Schon lange ist die Fähigkeit von Stammzellen bekannt, sich in verschiedene Zelltypen auszudifferenzieren und so unterschiedliches Gewebe zu bilden. Auf ihnen ruhen große Hoffnungen. Doch die schnell wachsende private Branche kann die Wirksamkeit ihrer aktuellen Angebote nach Ansicht von Kritikern nicht wirklich belegen.

Während vor einigen Jahren nur wenige Ärzte eine Therapie anboten – meist Schönheitschirurgen, die etwa für „Stammzell-Liftings“ warben –, sprießen die Kliniken inzwischen aus dem Boden. Häufig sind sie in großen Ketten zusammengeschlossen. Die Preise für den Eingriff liegen zwischen rund 5000 und 20.000 Dollar (4300 bis 17.500 Euro).

Die größte Kette heßt Cell Surgical Network und wurde 2012 mitbegründet von Mark Berman, der zuvor 30 Jahre lang als Schönheitschirurg in Beverly Hills im Einsatz war. Sein Unternehmen bietet Behandlungen gegen mehr als 30 Krankheiten und gesundheitliche Probleme an, darunter Multiple Sklerose und die degenerative Nervenerkrankung ALS.

Kaum Aufsicht

Die Technik haben sich Berman und sein Partner aus Asien abgeschaut. Mittels Fettabsaugung werden adulte Stammzellen aus dem Fett gewonnen und weiterbehandelt, bevor sie in den Körper zurücktransferiert werden. Die so gewonnene „Suppe“ sei reich an Stammzellen, die gegen neurologische Krankheiten ebenso zum Einsatz kommen könnten wie gegen Gelenkschmerzen, sagt Berman. „Wenn also Stammzellen in der Suppe sind, hat der Patient eine gute Chance auf Besserung.“

Die behördliche Aufsicht hinkt der wachsenden Branche hinterher. Stammzellenforscher beobachten dies mit Bestürzung und Sorge. Die Anbieter behandelten die Patienten mit Techniken, deren Absicherung noch Jahre, wenn nicht Jahrzehnte in Anspruch nehmen könnte, kritisieren sie.

„Wir sprechen über innovative Technologie des 21. Jahrhunderts. Aber wie diese umgesetzt wird in den Kliniken und wie sie reguliert wird, ist eher wie im 19. Jahrhundert“, klagt Paul Knoepfler, Forscher an der Universität von Kalifornien in Davis. „Das ist der Wilde Westen.“

Todesfälle nach Behandlung

Behandelt wird jeder auf eigenes Risiko.
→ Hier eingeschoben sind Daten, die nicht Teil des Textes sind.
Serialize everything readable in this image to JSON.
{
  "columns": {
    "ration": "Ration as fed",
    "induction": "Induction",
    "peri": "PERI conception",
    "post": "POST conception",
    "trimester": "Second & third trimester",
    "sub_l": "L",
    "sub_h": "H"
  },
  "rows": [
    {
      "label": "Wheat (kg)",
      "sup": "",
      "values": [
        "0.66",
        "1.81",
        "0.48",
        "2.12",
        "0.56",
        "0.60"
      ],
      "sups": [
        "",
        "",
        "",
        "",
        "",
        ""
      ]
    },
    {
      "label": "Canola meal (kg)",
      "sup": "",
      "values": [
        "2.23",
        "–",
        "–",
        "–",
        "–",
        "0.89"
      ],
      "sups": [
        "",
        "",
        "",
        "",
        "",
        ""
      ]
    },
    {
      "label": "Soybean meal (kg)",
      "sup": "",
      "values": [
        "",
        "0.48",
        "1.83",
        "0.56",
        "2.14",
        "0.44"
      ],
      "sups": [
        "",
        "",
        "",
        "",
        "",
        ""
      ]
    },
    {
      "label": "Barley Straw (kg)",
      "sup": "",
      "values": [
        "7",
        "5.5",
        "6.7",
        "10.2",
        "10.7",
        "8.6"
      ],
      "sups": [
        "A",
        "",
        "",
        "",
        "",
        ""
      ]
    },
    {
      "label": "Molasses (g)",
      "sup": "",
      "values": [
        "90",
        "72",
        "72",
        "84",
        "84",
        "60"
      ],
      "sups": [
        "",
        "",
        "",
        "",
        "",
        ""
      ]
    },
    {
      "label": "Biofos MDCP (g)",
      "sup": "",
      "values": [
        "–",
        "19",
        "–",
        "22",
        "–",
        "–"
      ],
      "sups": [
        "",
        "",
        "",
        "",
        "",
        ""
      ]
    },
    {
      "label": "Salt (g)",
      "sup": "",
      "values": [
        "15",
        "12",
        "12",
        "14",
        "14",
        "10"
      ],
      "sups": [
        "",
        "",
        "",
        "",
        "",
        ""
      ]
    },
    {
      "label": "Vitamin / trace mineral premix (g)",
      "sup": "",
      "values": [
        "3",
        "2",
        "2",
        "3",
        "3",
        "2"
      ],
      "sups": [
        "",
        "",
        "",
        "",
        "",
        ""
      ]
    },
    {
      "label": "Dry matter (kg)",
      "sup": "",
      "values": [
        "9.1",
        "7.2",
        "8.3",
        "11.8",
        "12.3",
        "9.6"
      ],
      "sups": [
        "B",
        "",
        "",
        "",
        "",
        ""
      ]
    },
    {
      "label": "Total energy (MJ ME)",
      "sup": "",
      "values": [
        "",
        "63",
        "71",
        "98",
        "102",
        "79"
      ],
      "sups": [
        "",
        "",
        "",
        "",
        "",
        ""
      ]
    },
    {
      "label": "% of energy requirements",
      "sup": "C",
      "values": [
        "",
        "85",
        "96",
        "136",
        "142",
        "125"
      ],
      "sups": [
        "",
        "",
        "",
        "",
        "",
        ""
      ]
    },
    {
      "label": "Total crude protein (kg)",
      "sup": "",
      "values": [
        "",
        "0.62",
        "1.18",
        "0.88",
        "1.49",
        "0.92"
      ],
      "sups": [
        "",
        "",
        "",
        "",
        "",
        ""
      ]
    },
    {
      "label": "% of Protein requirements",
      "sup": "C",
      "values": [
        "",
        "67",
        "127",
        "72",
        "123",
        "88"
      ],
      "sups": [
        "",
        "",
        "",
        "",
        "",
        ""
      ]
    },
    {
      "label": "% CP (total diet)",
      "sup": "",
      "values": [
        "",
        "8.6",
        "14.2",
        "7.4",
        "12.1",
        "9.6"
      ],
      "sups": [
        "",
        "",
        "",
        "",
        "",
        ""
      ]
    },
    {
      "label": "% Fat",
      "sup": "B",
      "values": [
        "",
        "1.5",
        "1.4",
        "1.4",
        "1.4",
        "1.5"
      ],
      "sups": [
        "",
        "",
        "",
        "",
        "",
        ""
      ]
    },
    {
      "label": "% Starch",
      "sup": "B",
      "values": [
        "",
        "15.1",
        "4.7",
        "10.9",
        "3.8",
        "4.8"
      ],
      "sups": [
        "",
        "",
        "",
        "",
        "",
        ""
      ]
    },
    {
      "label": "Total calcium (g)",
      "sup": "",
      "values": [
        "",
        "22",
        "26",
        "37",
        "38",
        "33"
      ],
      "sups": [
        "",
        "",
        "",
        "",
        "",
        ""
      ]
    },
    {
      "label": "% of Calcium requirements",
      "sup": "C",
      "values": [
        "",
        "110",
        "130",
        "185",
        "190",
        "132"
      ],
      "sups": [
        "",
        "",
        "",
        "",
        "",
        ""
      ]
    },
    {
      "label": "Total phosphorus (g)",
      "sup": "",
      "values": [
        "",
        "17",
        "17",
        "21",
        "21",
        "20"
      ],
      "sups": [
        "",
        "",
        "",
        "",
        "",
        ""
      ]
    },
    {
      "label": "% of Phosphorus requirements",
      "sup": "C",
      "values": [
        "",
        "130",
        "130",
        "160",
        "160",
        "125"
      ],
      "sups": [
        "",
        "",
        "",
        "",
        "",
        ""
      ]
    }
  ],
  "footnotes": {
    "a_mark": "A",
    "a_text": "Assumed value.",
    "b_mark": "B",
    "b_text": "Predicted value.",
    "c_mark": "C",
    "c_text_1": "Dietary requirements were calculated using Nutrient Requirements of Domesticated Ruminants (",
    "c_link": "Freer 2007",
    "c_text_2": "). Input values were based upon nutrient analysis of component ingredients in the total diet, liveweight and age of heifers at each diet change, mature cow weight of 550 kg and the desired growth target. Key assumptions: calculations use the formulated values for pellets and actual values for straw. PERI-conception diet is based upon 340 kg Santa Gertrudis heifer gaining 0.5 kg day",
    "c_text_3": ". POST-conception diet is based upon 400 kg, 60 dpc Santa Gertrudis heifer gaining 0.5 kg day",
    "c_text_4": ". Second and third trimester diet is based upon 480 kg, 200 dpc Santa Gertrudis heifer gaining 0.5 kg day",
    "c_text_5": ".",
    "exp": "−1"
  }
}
Zwar betonen die Kliniken, die Technik sei sicher, doch wie bei allen Eingriffen müssen die Patienten einen Aufklärungs- und Einwilligungsbogen unterzeichnen. Wenn tatsächlich etwas schief geht, wie nach Todesfällen in einer Klinik in Florida, bleiben empörte Angehörige zurück.

Der Arzt habe die Risiken heruntergespielt, sagt Gina Adams, deren Vater 2012 verstarb. Der Kardiologe habe der Familie versichert, ihr Vater wäre nach der 8000-Dollar-Behandlung von Lungenproblemen schon „am nächsten Tag wieder auf dem Golfplatz“. Stattdessen hatte der Patient nach der Stammzellen-Gabe ins Blut einen Herzstillstand und konnte auch im Krankenhaus nicht mehr gerettet werden.

Schon zwei Jahre zuvor verlor eine Patientin ihr Leben. Die Rollstuhlfahrerin hatte gehofft, dank der Stammzellen-Therapie wieder laufen zu können. Nach der Infusion der Zellen in eine Hirnarterie erlitt sie aber einen Schlaganfall und schwere Hirnschädigungen. Nach einigen Tagen wurden die lebenserhaltenden Maßnahmen im Krankenhaus eingestellt.

Der Arzt betont, er gehe nicht davon aus, dass die Todesfälle im Zusammenhang mit der Stammzellen-Behandlung standen. Die Behörden in Florida entzogen ihm dennoch die Lizenz. Jetzt praktiziert der Mediziner in der Dominikanischen Republik.